If you’re struggling with skin problems, it’s probably time to see a dermatologist. However, finding an accredited dermatologist and making an appointment is not like visiting your local GP.
Finding the right dermatologist to treat you is not as easy as simply locating one in your area. Unless you have a friend or family member who can give you a recommendation, you may feel overwhelmed when trying to find one on your own.
To make it easier, here are ten things to consider when deciding which dermatologist will be a good fit for you.
The best way to gain insight into how a dermatologist practices and operates is to read other patients’ reviews. To find reviews, enter the keywords “dermatologist” and your area into a search engine like Google, for example, “best dermatologist in utah county.”
You’ll usually find information about how the dermatologist schedules appointments, how much time patients typically have to spend in the waiting room, how friendly the staff members are, and what the office environment is like.
You’ll also gain valuable insights into how long the dermatologist spends with patients, as well as how satisfied patients are with their treatment.
You can ask your primary care health provider for a list of referrals for dermatologists, but don’t forget to ask your family and friends for their personal recommendations.
You can take your list of referrals and research each one online, call their offices to ask if they are willing to accept new patients, and arrange to meet and interview them.
Look into their credentials
As a minimum, you should make sure the dermatologist you are considering is fully qualified to treat you.
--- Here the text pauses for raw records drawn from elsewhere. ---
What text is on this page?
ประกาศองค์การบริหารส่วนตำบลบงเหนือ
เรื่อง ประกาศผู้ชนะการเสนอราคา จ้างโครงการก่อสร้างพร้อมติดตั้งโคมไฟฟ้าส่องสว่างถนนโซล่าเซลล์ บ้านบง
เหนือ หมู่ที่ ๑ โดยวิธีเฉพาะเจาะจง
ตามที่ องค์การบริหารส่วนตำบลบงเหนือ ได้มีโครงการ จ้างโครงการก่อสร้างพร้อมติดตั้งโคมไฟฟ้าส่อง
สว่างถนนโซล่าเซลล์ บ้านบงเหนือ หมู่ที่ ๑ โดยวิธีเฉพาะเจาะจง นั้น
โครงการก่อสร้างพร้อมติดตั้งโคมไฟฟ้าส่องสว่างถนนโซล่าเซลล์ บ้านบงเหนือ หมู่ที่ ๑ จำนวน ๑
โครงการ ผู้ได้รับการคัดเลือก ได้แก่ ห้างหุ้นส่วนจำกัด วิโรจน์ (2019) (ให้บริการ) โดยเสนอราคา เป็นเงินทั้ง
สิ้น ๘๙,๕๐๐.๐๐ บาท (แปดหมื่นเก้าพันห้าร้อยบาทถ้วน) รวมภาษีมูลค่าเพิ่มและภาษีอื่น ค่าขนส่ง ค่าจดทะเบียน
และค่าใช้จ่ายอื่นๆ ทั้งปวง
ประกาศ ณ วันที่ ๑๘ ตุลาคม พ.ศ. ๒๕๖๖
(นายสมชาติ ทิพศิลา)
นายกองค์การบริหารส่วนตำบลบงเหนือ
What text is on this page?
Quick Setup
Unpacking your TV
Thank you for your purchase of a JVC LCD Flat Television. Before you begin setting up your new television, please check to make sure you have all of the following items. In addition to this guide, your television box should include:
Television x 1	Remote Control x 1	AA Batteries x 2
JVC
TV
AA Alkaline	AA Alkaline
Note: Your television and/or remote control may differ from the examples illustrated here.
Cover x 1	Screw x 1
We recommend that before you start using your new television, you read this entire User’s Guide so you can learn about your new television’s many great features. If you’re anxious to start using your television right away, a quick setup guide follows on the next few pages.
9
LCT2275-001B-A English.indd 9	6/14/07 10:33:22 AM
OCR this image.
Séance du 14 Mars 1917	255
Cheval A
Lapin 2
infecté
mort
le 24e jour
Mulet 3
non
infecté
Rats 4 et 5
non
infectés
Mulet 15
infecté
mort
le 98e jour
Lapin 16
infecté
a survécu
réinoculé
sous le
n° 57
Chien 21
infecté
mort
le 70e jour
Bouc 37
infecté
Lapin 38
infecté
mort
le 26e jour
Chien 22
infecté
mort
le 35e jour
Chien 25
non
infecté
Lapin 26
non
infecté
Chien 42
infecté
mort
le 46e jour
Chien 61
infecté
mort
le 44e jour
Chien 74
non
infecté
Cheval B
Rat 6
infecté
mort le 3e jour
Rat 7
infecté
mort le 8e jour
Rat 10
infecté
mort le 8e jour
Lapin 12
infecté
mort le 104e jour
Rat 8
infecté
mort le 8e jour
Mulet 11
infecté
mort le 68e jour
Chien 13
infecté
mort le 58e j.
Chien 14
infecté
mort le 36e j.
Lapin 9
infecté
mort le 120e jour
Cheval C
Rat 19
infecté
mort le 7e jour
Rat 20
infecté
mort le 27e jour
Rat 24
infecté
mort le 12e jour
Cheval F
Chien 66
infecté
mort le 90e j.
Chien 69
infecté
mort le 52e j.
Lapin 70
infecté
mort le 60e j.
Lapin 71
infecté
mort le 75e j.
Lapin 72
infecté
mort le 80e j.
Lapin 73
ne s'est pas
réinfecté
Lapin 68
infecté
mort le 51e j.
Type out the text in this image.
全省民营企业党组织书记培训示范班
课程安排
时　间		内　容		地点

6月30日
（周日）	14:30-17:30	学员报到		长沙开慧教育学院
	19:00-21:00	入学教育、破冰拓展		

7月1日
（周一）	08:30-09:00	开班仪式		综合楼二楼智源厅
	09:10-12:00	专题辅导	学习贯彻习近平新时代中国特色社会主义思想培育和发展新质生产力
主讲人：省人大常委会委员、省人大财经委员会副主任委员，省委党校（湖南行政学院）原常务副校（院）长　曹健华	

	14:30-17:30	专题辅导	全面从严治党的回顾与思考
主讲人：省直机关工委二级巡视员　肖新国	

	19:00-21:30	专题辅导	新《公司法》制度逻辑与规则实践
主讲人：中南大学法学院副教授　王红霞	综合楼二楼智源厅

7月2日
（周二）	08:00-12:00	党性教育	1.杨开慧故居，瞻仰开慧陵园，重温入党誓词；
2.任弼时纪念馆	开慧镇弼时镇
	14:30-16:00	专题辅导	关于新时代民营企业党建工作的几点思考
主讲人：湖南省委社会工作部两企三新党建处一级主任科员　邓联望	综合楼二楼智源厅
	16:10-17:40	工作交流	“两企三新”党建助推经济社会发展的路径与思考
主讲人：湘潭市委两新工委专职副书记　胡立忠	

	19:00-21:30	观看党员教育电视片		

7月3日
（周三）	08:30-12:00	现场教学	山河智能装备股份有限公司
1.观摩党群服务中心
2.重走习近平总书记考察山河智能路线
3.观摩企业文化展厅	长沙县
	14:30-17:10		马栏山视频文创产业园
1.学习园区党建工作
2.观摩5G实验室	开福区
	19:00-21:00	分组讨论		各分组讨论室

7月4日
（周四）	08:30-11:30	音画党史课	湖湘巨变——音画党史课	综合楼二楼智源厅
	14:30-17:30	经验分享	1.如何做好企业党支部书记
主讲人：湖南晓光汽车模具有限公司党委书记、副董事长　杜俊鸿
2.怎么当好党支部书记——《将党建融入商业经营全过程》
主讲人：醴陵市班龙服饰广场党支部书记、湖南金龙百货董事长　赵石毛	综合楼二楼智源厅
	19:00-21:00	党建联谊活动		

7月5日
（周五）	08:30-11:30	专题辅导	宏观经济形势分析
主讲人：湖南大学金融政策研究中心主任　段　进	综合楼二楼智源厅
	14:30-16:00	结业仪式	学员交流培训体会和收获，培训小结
This is especially true when you are worried about skin problems like rosacea, psoriasis, skin cancer, skin sores, acne, dry skin, or rashes.
A dermatologist typically spends a minimum of 12 years studying, training and undergoing testing in the science of skin problems and skin physiology.
The first nine years of their training include college science classes that prepare them for medical school, four years of medical study, a one-year internship in an accredited hospital training program, and three years in an accredited dermatology residency program.
Consider their experience
If you’re facing problems with the health or appearance of your hair, skin, or nails, you should look for a dermatologist who has experience with procedures and treatments for your specific condition.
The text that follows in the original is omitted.